From: W. Dale Hall on 7 Aug 2010 18:09 Ki Song wrote: > So... I guess the following map is an example of a degree 1 map from a > compact closed n-manifold M to S^n: > > Pick a point p on M, pick a small ball around it. Map the complement > of the ball to a point. > > Is there a reason why M needs to be compact for this to be degree 1? > Or am I missing something? One problem is that the map you've described is null-homotopic, and it's generally a Good Thing for degree to be homotopy invariant. The standard (well, it's standard for me, maybe for more folks than just me) definition of degree for a mapping between oriented manifolds of dimension n: The degree of the map f: M ---> N is given by the multiple deg(f) by which the induced map on top-dimensional homology maps the fundamental class [M] to the fundamental class [N]: f* : H_n(M) ---> H_n(N) [M] |-------> deg(f) [N] The problem with non-compact manifolds is that top homology vanishes.
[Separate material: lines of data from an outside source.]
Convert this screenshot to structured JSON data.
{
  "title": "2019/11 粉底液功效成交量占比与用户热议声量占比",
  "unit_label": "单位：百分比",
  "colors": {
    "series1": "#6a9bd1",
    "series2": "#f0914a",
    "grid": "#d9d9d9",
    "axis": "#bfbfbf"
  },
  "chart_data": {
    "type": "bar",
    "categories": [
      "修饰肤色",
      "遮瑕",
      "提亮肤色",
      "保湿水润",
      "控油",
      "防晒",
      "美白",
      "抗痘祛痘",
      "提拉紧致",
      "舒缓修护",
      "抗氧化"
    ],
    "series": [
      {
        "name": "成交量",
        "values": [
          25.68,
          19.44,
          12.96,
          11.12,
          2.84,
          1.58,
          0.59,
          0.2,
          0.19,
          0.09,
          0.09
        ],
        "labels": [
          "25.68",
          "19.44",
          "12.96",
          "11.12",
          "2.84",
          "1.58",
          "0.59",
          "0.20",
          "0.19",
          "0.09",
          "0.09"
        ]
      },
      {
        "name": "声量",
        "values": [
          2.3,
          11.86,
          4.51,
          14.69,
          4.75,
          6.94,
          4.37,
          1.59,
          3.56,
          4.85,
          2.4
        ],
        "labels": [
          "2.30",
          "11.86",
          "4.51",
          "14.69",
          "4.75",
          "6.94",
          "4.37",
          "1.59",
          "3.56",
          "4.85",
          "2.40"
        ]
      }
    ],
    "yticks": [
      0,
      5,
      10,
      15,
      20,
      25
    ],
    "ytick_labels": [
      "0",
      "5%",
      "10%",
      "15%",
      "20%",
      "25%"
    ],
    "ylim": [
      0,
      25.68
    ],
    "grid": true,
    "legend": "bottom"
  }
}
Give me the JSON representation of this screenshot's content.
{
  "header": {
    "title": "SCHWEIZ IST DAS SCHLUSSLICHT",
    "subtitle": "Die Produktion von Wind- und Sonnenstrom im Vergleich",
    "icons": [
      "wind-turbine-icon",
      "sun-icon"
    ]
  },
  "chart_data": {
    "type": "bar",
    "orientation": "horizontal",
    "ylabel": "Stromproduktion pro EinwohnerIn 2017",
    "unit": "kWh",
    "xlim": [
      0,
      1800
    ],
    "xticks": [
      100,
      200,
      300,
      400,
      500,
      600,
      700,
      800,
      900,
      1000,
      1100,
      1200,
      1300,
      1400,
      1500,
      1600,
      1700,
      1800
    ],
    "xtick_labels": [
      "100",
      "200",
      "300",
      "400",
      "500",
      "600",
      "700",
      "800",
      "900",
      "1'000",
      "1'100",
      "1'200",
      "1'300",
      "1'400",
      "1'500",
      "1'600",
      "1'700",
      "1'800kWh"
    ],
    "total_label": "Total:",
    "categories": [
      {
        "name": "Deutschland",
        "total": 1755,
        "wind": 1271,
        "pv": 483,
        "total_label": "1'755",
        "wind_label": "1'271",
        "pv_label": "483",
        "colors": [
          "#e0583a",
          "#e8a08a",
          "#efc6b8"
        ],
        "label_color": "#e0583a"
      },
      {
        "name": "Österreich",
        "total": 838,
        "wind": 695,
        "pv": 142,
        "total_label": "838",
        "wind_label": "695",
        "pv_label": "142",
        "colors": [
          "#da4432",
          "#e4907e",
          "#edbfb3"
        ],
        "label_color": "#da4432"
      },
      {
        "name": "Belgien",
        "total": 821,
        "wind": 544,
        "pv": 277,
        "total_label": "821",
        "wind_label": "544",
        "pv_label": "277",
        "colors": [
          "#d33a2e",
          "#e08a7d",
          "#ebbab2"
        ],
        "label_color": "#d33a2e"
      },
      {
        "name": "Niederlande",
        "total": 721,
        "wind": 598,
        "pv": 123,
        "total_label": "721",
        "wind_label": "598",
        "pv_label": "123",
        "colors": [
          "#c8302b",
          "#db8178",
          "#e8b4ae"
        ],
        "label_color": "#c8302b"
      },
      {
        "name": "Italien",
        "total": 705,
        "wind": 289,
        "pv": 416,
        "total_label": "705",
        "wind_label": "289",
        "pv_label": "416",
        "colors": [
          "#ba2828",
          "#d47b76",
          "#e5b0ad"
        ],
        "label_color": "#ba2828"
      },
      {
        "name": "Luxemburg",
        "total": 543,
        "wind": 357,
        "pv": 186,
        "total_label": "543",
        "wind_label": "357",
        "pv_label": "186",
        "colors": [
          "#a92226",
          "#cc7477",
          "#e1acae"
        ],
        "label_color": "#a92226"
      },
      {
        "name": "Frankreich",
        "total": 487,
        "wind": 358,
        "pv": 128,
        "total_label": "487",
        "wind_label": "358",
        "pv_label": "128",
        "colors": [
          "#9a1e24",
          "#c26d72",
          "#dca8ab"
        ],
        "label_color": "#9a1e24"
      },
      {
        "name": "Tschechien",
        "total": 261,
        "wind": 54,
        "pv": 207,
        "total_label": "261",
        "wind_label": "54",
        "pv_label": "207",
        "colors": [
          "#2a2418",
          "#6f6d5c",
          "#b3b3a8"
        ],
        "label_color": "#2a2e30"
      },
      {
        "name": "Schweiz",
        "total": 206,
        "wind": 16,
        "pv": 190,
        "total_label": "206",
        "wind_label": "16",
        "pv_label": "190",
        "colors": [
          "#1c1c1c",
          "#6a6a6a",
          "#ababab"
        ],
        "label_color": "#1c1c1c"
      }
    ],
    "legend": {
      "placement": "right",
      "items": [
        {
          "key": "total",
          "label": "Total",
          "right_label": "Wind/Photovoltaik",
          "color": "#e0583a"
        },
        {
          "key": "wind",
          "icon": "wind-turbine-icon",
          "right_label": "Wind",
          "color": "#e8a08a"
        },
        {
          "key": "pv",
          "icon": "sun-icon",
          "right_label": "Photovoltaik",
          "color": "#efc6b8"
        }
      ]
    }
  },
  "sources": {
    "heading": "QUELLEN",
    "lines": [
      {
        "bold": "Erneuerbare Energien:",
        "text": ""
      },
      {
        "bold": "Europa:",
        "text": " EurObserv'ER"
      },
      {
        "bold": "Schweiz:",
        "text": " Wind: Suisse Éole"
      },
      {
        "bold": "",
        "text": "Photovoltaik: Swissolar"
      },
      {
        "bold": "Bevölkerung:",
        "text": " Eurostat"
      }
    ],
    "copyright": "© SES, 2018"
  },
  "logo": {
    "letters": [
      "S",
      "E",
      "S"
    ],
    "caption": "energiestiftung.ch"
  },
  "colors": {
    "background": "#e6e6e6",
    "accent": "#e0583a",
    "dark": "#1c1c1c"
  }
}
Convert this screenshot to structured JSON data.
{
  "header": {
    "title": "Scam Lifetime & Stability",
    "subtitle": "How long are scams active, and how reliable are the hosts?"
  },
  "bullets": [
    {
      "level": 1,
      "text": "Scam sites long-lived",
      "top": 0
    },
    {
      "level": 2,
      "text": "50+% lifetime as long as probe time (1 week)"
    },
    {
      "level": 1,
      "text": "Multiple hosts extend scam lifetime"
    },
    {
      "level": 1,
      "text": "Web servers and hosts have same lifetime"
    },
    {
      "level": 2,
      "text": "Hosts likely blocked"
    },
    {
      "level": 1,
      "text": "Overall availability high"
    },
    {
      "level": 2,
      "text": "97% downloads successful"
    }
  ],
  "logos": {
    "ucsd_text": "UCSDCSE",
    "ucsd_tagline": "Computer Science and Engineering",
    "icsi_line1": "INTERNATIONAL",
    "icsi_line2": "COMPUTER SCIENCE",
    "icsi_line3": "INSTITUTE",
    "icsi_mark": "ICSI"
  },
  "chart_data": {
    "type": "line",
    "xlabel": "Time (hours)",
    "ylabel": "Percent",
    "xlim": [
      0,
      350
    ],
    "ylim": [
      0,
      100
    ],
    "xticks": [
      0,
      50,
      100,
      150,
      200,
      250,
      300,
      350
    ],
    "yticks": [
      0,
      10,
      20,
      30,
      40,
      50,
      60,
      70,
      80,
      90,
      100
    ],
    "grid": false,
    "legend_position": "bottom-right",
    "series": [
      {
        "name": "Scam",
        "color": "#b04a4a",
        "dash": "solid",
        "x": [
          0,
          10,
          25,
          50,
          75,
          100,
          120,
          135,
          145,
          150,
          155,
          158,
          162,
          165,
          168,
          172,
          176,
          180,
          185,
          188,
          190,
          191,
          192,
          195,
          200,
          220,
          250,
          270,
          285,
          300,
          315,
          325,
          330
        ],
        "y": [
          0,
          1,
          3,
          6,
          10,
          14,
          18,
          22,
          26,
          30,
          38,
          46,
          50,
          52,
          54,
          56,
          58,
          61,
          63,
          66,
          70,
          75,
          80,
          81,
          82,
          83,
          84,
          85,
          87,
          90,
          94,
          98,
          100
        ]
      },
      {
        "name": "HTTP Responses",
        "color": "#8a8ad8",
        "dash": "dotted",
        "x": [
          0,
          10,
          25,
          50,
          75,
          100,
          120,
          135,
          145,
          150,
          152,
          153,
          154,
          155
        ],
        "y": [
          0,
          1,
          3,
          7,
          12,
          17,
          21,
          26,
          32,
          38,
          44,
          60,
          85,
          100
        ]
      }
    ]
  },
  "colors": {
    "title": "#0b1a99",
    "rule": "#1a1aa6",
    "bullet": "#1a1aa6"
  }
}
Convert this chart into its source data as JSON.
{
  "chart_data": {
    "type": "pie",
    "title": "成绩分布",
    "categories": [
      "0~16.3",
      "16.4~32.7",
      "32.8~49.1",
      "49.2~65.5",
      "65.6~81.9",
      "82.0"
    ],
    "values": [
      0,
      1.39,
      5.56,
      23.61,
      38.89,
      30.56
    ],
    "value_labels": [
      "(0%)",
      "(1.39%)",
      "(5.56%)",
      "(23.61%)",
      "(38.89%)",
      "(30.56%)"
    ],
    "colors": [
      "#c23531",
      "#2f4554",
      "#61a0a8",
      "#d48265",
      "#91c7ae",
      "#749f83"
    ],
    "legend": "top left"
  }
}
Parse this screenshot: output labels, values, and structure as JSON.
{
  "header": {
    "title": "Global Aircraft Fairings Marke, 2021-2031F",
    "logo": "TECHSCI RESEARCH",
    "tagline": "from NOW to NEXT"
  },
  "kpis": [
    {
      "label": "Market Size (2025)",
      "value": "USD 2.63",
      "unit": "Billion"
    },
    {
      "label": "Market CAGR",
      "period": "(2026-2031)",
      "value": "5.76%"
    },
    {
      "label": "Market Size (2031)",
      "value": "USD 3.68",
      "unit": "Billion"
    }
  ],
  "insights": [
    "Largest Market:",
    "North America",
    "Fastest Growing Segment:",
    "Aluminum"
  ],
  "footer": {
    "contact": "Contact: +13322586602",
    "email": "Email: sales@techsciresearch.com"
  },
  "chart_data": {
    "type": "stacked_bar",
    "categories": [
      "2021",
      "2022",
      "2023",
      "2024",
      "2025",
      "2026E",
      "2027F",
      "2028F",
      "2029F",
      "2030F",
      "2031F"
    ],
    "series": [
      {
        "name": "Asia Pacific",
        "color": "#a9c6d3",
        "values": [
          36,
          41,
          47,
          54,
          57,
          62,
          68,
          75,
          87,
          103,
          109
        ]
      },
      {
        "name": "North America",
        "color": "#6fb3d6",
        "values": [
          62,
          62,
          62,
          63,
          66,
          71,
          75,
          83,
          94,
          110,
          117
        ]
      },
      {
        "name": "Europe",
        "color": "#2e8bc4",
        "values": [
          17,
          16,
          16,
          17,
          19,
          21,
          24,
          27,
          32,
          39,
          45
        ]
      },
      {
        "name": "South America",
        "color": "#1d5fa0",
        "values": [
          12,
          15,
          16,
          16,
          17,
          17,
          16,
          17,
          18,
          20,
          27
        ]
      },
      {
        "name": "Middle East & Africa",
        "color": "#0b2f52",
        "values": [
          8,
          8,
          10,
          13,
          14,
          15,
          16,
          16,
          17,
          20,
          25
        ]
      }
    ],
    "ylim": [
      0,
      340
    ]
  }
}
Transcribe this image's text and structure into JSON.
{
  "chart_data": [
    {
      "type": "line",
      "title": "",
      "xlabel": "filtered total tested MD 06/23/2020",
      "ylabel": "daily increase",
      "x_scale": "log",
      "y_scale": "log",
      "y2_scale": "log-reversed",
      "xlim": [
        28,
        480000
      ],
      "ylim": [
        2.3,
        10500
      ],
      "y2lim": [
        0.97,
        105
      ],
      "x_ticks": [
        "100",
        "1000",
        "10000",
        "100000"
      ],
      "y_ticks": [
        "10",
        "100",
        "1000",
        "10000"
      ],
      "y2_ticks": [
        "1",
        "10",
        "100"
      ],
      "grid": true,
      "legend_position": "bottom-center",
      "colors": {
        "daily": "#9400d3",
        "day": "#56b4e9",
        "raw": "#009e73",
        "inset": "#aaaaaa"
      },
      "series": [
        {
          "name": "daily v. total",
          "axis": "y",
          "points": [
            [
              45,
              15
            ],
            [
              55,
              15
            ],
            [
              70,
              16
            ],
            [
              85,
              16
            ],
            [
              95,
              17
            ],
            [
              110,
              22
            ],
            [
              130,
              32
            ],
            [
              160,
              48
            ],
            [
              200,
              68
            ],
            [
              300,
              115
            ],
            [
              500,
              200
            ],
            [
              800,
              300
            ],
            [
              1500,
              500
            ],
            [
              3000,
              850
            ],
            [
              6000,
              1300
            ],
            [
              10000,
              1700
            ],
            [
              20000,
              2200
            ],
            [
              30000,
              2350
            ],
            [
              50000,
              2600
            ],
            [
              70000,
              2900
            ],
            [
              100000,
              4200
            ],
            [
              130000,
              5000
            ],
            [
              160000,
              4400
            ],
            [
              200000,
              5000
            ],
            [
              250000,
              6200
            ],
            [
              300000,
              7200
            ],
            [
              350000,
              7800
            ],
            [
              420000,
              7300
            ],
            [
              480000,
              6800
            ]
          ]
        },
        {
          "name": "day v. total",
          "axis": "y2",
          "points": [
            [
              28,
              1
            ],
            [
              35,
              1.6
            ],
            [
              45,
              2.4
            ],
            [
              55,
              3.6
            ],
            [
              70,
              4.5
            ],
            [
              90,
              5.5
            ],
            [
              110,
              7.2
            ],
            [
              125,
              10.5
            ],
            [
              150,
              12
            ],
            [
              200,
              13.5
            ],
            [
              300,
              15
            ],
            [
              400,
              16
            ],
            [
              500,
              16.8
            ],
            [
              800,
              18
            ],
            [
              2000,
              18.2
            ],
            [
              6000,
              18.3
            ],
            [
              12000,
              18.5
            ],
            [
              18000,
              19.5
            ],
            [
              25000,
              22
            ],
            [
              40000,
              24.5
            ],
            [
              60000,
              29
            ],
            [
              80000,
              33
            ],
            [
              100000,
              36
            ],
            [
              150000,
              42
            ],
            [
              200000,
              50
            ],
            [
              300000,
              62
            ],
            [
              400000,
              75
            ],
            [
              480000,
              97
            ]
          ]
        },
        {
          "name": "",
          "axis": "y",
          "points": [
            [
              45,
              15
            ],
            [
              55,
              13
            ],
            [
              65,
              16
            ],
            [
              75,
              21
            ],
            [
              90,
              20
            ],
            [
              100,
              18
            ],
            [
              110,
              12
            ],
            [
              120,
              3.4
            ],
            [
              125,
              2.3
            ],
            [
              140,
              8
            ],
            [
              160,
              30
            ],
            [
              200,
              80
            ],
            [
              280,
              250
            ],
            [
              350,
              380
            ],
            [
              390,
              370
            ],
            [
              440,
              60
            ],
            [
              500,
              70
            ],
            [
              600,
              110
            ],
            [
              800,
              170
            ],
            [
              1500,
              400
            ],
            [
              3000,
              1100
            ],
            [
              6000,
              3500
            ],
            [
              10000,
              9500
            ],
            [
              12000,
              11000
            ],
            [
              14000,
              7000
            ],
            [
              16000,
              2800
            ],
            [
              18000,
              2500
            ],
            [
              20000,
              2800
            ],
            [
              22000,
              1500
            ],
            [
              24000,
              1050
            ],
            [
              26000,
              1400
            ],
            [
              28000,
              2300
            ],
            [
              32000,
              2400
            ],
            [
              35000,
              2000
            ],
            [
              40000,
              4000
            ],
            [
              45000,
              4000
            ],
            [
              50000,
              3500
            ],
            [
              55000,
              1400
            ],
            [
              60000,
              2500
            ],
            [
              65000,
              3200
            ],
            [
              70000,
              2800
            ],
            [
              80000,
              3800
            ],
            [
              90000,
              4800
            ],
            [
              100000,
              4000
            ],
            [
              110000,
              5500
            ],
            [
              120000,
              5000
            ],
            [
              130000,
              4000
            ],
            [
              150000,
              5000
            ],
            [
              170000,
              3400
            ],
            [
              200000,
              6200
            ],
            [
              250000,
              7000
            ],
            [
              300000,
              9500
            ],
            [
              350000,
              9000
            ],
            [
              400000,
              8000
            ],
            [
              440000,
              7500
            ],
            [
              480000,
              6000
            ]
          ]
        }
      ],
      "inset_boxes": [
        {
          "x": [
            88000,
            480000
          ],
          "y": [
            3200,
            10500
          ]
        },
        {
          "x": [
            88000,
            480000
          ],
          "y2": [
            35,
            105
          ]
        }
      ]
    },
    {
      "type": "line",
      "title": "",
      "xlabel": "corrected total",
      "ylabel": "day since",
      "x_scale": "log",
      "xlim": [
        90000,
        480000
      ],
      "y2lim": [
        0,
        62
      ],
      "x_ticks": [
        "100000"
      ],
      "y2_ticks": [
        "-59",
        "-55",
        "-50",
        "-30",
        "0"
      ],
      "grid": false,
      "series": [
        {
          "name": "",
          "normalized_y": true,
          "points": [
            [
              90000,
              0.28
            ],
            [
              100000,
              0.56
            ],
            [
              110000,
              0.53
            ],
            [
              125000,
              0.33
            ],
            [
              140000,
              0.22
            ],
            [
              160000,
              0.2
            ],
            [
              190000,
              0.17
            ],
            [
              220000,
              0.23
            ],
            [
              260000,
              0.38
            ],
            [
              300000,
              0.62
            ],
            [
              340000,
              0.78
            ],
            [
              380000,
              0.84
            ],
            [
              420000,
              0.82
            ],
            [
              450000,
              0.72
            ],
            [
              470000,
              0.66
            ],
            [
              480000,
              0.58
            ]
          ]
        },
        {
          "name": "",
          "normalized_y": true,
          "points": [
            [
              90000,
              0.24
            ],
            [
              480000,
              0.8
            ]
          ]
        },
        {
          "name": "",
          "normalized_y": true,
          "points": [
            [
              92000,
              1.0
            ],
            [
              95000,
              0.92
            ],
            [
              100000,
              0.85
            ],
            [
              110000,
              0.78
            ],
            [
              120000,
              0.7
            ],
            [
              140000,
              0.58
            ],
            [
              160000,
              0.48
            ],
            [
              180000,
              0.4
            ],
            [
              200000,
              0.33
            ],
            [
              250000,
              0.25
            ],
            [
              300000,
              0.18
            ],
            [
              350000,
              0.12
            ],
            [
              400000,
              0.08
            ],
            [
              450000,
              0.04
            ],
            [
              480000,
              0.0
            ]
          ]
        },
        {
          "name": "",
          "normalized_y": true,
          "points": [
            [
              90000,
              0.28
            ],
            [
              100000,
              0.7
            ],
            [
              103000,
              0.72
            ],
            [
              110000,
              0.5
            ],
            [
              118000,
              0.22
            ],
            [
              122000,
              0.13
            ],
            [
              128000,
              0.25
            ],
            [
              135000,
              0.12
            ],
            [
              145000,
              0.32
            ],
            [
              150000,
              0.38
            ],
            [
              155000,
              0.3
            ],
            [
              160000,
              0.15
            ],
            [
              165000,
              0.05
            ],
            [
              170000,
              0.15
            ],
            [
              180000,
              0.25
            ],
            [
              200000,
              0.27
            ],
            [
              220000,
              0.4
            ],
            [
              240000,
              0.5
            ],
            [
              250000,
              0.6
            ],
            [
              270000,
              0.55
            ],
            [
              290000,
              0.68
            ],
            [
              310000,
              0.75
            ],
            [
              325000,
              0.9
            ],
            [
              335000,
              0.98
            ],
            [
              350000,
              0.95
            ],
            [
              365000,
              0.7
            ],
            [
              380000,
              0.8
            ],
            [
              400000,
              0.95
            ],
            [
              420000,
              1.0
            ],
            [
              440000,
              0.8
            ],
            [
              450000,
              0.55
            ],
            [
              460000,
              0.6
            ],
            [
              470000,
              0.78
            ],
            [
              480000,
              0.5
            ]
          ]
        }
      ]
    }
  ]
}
This has implications when one considers the obstruction to a null-homotopy of a map from an open (i.e., non- compact, without boundary) n-manifold M^n to S^n: suppose you have the map f:M ---> S^n, and look at the problem of extending it to tM, the cone on M. The obstructions for constructing an extension lie in the cohomology groups H^j (tM, M; pi_(j-1)(S^n)). that is, jth cohomology of (tM, M) with coefficients in the j-1st homotopy of S^n. Since S^n has trivial homotopy groups for j < n, the first occurrence of an obstruction occurs for j = (n+1). Also, H^*(tM,M) is isomorphic (by excision) to H^*(SM) (where SM is the suspension of M ) which, in turn, is isomorphic to H^(*-1)(M), so this cohomology vanishes in dimensions greater than n+1. The only possibility exists in dimension n+1. However, H^n(M) = 0, so the only possible obstruction to extending f:M^n ---> S^n to tM^n ---> S^n vanishes, and thus f is null-homotopic. Every map from an open n-manifold to S^n is then homotopic to a constant map. So, if you want degree to be homotopy invariant, it'll have to be 0 for non-compact connected manifolds M. Dale
From: Daniel Giaimo on 8 Aug 2010 17:50 On 8/7/2010 6:09 PM, W. Dale Hall wrote: > Ki Song wrote: >> So... I guess the following map is an example of a degree 1 map from a >> compact closed n-manifold M to S^n: >> >> Pick a point p on M, pick a small ball around it. Map the complement >> of the ball to a point. >> >> Is there a reason why M needs to be compact for this to be degree 1? >> Or am I missing something? > > One problem is that the map you've described is null-homotopic, and > it's generally a Good Thing for degree to be homotopy invariant. Are you sure the map he described is null-homotopic? Just considering the case where M is S^n seems to contradict that. In that case the map is simply the identity map on the sphere. -- Dan G
From: W. Dale Hall on 9 Aug 2010 02:25
Daniel Giaimo wrote: > On 8/7/2010 6:09 PM, W. Dale Hall wrote: >> Ki Song wrote: >>> So... I guess the following map is an example of a degree 1 map >>> from a compact closed n-manifold M to S^n: >>> >>> Pick a point p on M, pick a small ball around it. Map the >>> complement of the ball to a point. >>> >>> Is there a reason why M needs to be compact for this to be >>> degree 1? Or am I missing something? >> >> One problem is that the map you've described is null-homotopic, and >> it's generally a Good Thing for degree to be homotopy invariant. > > Are you sure the map he described is null-homotopic? Just > considering the case where M is S^n seems to contradict that. In that > case the map is simply the identity map on the sphere. > > -- Dan G > Yes, for a compact n-manifold, the procedure described will yield a map of degree 1, as can be verified by checking the induced homomorphism in top-dimensional homology. I was referring to the case where M is non- compact, and it was incorrect for me not to have made that explicit. I'll think a bit more on a non-obstruction-theory proof of a null- homotopy; I've got to review the details of ends of manifolds, so it may take a bit of time. Dale |